Actualmente la Ciudad, a través de su Instituto de Vivienda (IVC), tiene algunas obras de infraestructura vitales para sanear el territorio. Una de ellas es conectar al barrio a la red de agua potable.

“Además estamos avanzando con obras para solucionar el riesgo eléctrico. Y este año esperamos terminar de relocalizar a todas las familias en las viviendas que se construyeron para liberar el Camino de Sirga del Riachuelo”, dijeron desde el IVC.
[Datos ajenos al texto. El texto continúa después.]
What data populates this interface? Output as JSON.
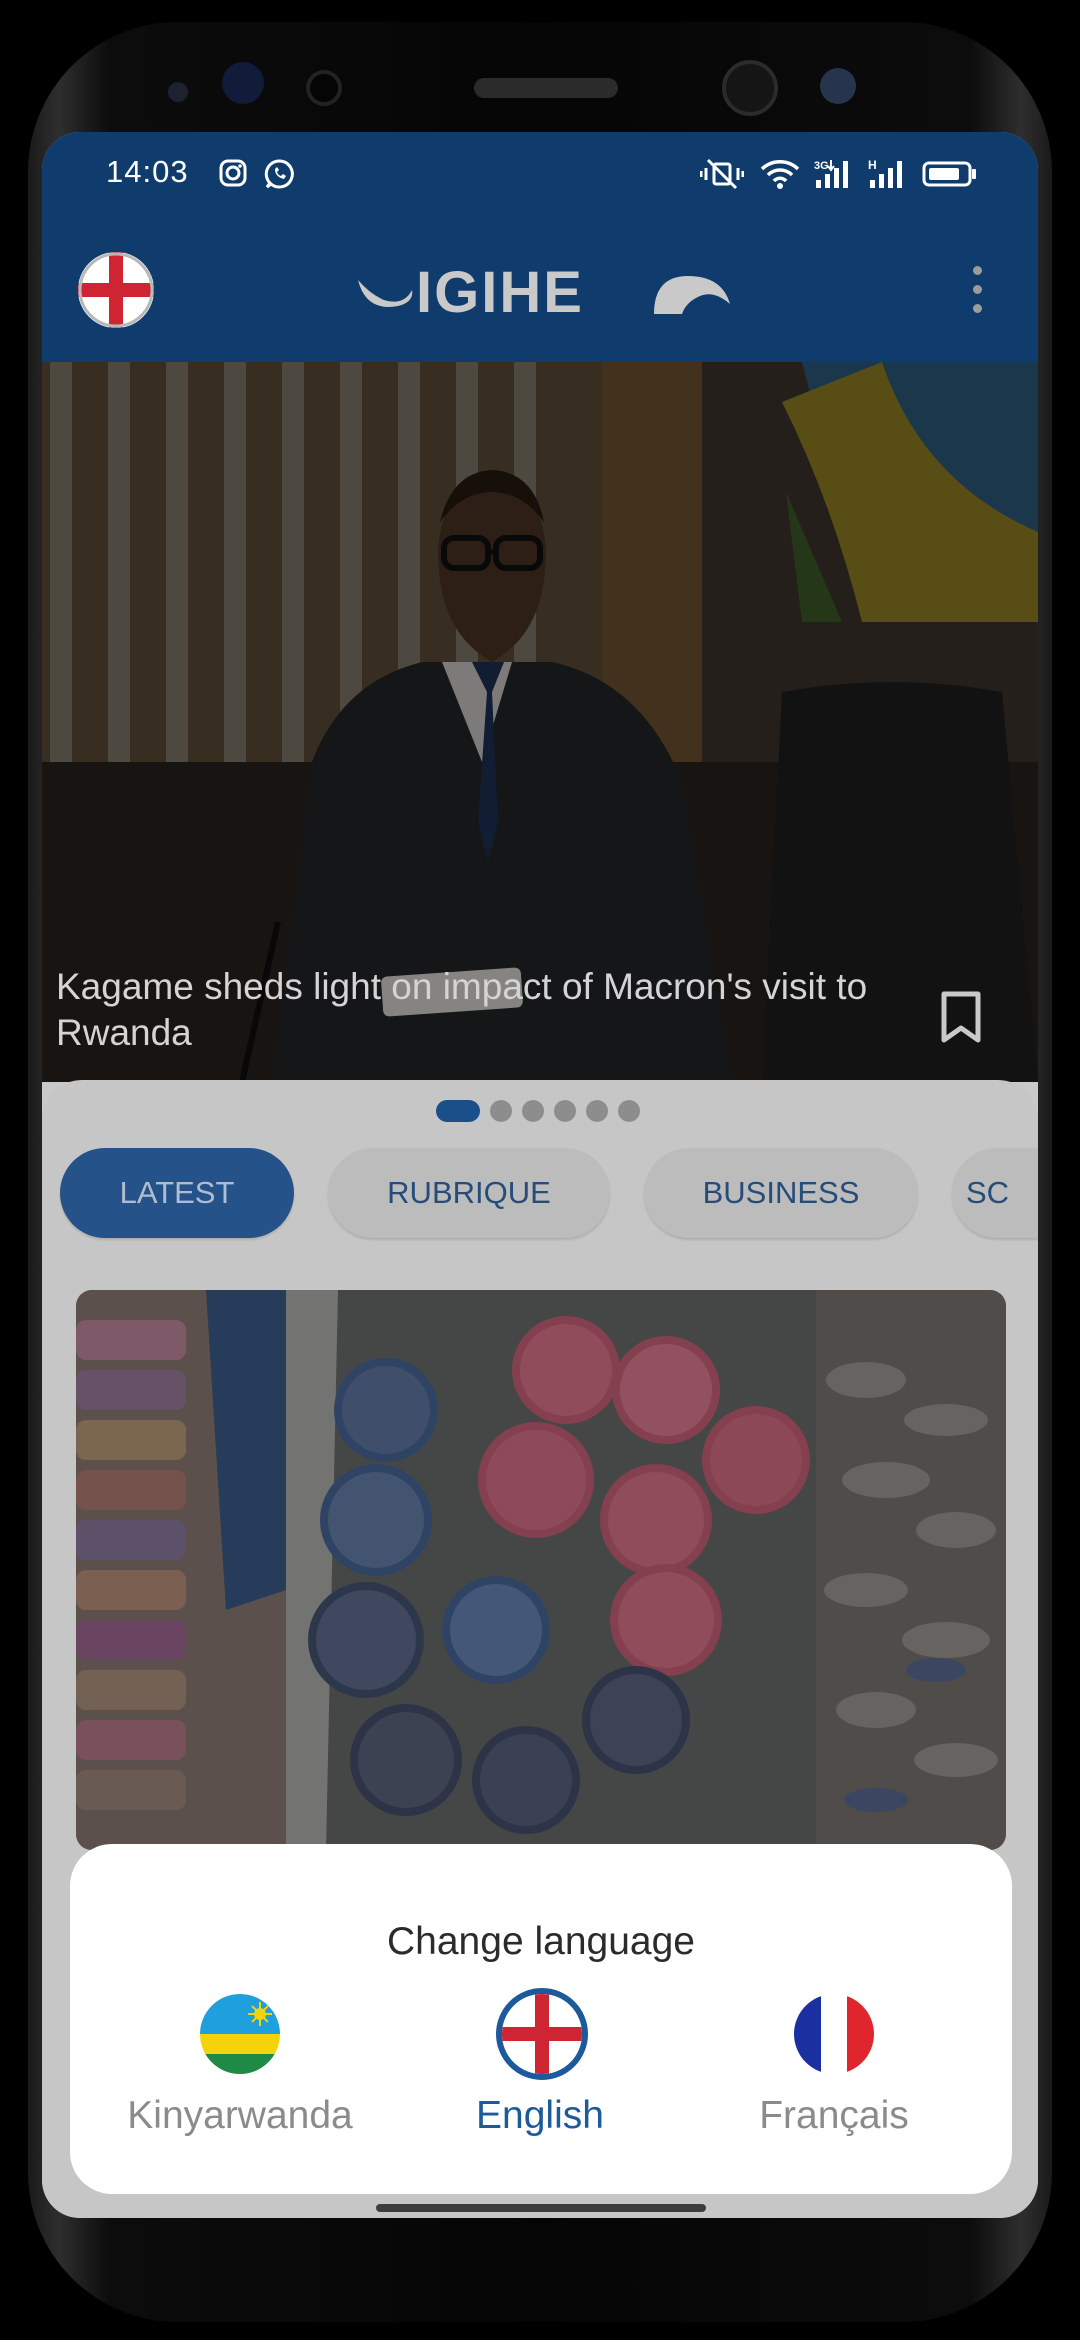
{
  "status_bar": {
    "time": "14:03"
  },
  "app_bar": {
    "logo_text": "IGIHE"
  },
  "hero": {
    "headline": "Kagame sheds light on impact of Macron's visit to Rwanda"
  },
  "carousel": {
    "active_index": 0,
    "count": 6
  },
  "tabs": [
    {
      "label": "LATEST",
      "active": true
    },
    {
      "label": "RUBRIQUE",
      "active": false
    },
    {
      "label": "BUSINESS",
      "active": false
    },
    {
      "label": "SC",
      "active": false
    }
  ],
  "language_sheet": {
    "title": "Change language",
    "options": [
      {
        "label": "Kinyarwanda",
        "flag": "rwanda-flag-icon",
        "selected": false
      },
      {
        "label": "English",
        "flag": "england-flag-icon",
        "selected": true
      },
      {
        "label": "Français",
        "flag": "france-flag-icon",
        "selected": false
      }
    ]
  },
  "colors": {
    "brand_blue": "#0f3b6d",
    "tab_active": "#245289",
    "selected_language": "#1c5a9c"
  }
}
La villa 21-24 se expandió en terrenos ferroviarios ubicados en Barracas. Foto Maxi Failla

La villa 21-24 se expandió en terrenos ferroviarios ubicados en Barracas. Foto Maxi Failla

La Corte Suprema de Justicia de la Nación, en el marco de la causa por el Saneamiento de la Cuenca Matanza-Riachuelo, ordenó relocalizar a todas las personas que viven sobre la ribera. Según datos de la Ciudad: el IVC construyó 915 viviendas y relocalizó a 699 familias entre 2019 y 2020.

A futuro, se estudia llegar a un acuerdo entre Nación y Ciudad para levantar definitivamente las vías que atraviesan la 21-24. Fuentes del Ejecutivo porteño confirmaron a Clarín que hay negociaciones “avanzadas para trabajar junto a Nación un proyecto para hacer un camino peatonal sobre las vías y un espacio público”.

El comunicado que difundieron los vecinos de la Villa 21-24.

El comunicado que difundieron los vecinos de la Villa 21-24.

Las organizaciones sociales de la villa, la Junta Vecinal y la Iglesia de Caacupé responsabilizaron a la empresa Ferrosur y a ambos gobiernos por la situación. Y visibilizaron tres reclamos que tienen décadas: “La integración urbana del barrio, el ordenamiento territorial y el acceso a un hábitat digno que ofrezca salubridad y seguridad a nuestras vidas”, expresaron. Pidieron además que se lleven a cabo las mismas obras de elevación de vías que se realizan en otros barrios de la Ciudad.